- Tesla is having a rough time in Europe.
- Its registration numbers went down by over 30,000 units in the EU since the beginning of the year.
- In November alone, Tesla recorded a 40.9% decrease in registrations in the EU.
Europe is experiencing some weird times. From politics to economy and car sales, it’s far from rosy, and arguably the biggest player in the electric vehicle game is having a rough year.
Eleven months into 2024, Tesla recorded a double-digit decrease in registrations, according to the European Automobile Manufacturers’ Association (ACEA), which released official figures for November.
To be clear, Tesla is still the largest EV manufacturer in Europe and the United States, but its grip is weakening on the other side of the Atlantic. Last month, Tesla recorded a 40.9% decrease in registrations in the European Union compared to the same month last year. The number of registrations went from 31,810 in November 2023 to 18,786 last month, marking a decrease in market share from 3.6% to 2.2%.

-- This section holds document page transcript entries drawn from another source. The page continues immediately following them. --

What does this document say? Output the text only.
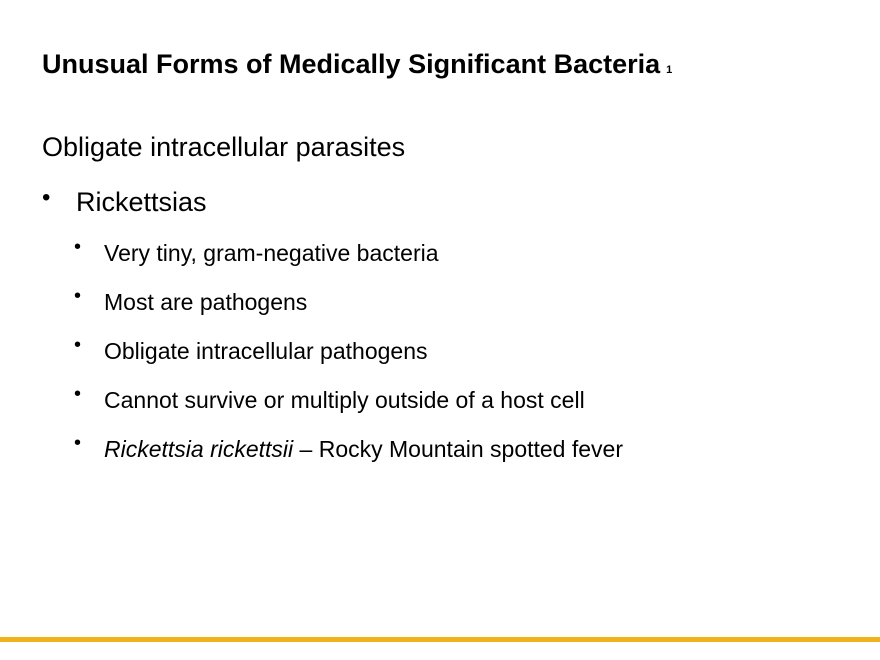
Unusual Forms of Medically Significant Bacteria 1
Obligate intracellular parasites
• Rickettsias
• Very tiny, gram-negative bacteria
• Most are pathogens
• Obligate intracellular pathogens
• Cannot survive or multiply outside of a host cell
• Rickettsia rickettsii – Rocky Mountain spotted fever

Year-to-date, Tesla had 211,405 registrations in the EU, 15.2% fewer than last year’s 249,265 units.
It’s a similar story when the European Free Trade Association members and the United Kingdom are included in the mix. EFTA members include Iceland, Liechtenstein, Norway and Switzerland. On these markets, Tesla registrations went down 28.4% in November, from 36,563 units last year to 26,191 units this year, which made the American automaker’s market share go down from 3.4% to 2.5%.

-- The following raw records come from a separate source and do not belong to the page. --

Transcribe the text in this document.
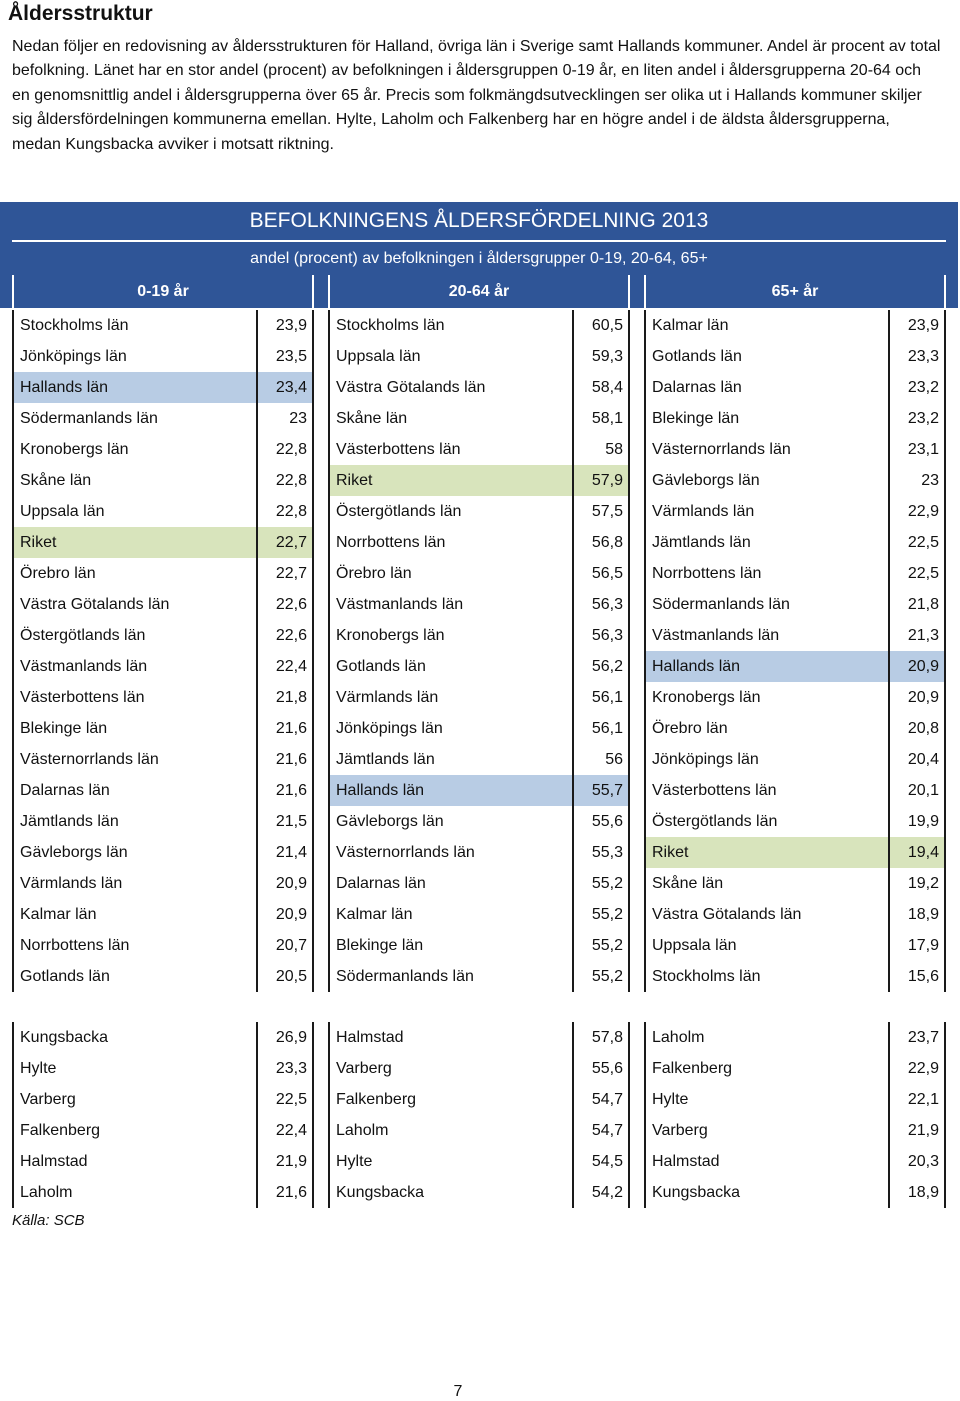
Åldersstruktur

Nedan följer en redovisning av åldersstrukturen för Halland, övriga län i Sverige samt Hallands kommuner. Andel är procent av total befolkning. Länet har en stor andel (procent) av befolkningen i åldersgruppen 0-19 år, en liten andel i åldersgrupperna 20-64 och en genomsnittlig andel i åldersgrupperna över 65 år. Precis som folkmängdsutvecklingen ser olika ut i Hallands kommuner skiljer sig åldersfördelningen kommunerna emellan. Hylte, Laholm och Falkenberg har en högre andel i de äldsta åldersgrupperna, medan Kungsbacka avviker i motsatt riktning.

BEFOLKNINGENS ÅLDERSFÖRDELNING 2013
andel (procent) av befolkningen i åldersgrupper 0-19, 20-64, 65+
0-19 år	20-64 år	65+ år
Stockholms län	23,9
Jönköpings län	23,5
Hallands län	23,4
Södermanlands län	23
Kronobergs län	22,8
Skåne län	22,8
Uppsala län	22,8
Riket	22,7
Örebro län	22,7
Västra Götalands län	22,6
Östergötlands län	22,6
Västmanlands län	22,4
Västerbottens län	21,8
Blekinge län	21,6
Västernorrlands län	21,6
Dalarnas län	21,6
Jämtlands län	21,5
Gävleborgs län	21,4
Värmlands län	20,9
Kalmar län	20,9
Norrbottens län	20,7
Gotlands län	20,5
Stockholms län	60,5
Uppsala län	59,3
Västra Götalands län	58,4
Skåne län	58,1
Västerbottens län	58
Riket	57,9
Östergötlands län	57,5
Norrbottens län	56,8
Örebro län	56,5
Västmanlands län	56,3
Kronobergs län	56,3
Gotlands län	56,2
Värmlands län	56,1
Jönköpings län	56,1
Jämtlands län	56
Hallands län	55,7
Gävleborgs län	55,6
Västernorrlands län	55,3
Dalarnas län	55,2
Kalmar län	55,2
Blekinge län	55,2
Södermanlands län	55,2
Kalmar län	23,9
Gotlands län	23,3
Dalarnas län	23,2
Blekinge län	23,2
Västernorrlands län	23,1
Gävleborgs län	23
Värmlands län	22,9
Jämtlands län	22,5
Norrbottens län	22,5
Södermanlands län	21,8
Västmanlands län	21,3
Hallands län	20,9
Kronobergs län	20,9
Örebro län	20,8
Jönköpings län	20,4
Västerbottens län	20,1
Östergötlands län	19,9
Riket	19,4
Skåne län	19,2
Västra Götalands län	18,9
Uppsala län	17,9
Stockholms län	15,6
Kungsbacka	26,9
Hylte	23,3
Varberg	22,5
Falkenberg	22,4
Halmstad	21,9
Laholm	21,6
Halmstad	57,8
Varberg	55,6
Falkenberg	54,7
Laholm	54,7
Hylte	54,5
Kungsbacka	54,2
Laholm	23,7
Falkenberg	22,9
Hylte	22,1
Varberg	21,9
Halmstad	20,3
Kungsbacka	18,9
Källa: SCB
7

Year-to-date, Tesla registrations in the EU, EFTA and UK went down 13.7% from 327,635 units in 2023 to 282,692 units this year, while the market share shrunk from 2.8% to 2.4%. In the EU alone, which has 27 member states, Tesla’s market share went down from 2.6% in the first 11 months of last year to 2.2% this year.
The automaker’s losses can be attributed to a number of factors, including the increasingly controversial attitude of its CEO, Elon Musk, and the decrease in government incentives. Some European states have reduced the amount of money offered toward the purchase of a new EV, while others have eliminated the incentives altogether.
That said, Tesla’s significant drop in European registrations has largely left the EV industry unaffected. Considering the sheer volume of electric cars sold by Tesla, EV registrations as a whole only went down by 1.4% in the EU, EFTA and UK from January to November and they actually went up 0.9% in November compared to last year. In the EU alone, EV registrations went down 5.4% year-to-date and 9.5% in November.
This can only mean one thing: other automakers have stepped up to try and fill the gap left by Tesla, and customers are following suit.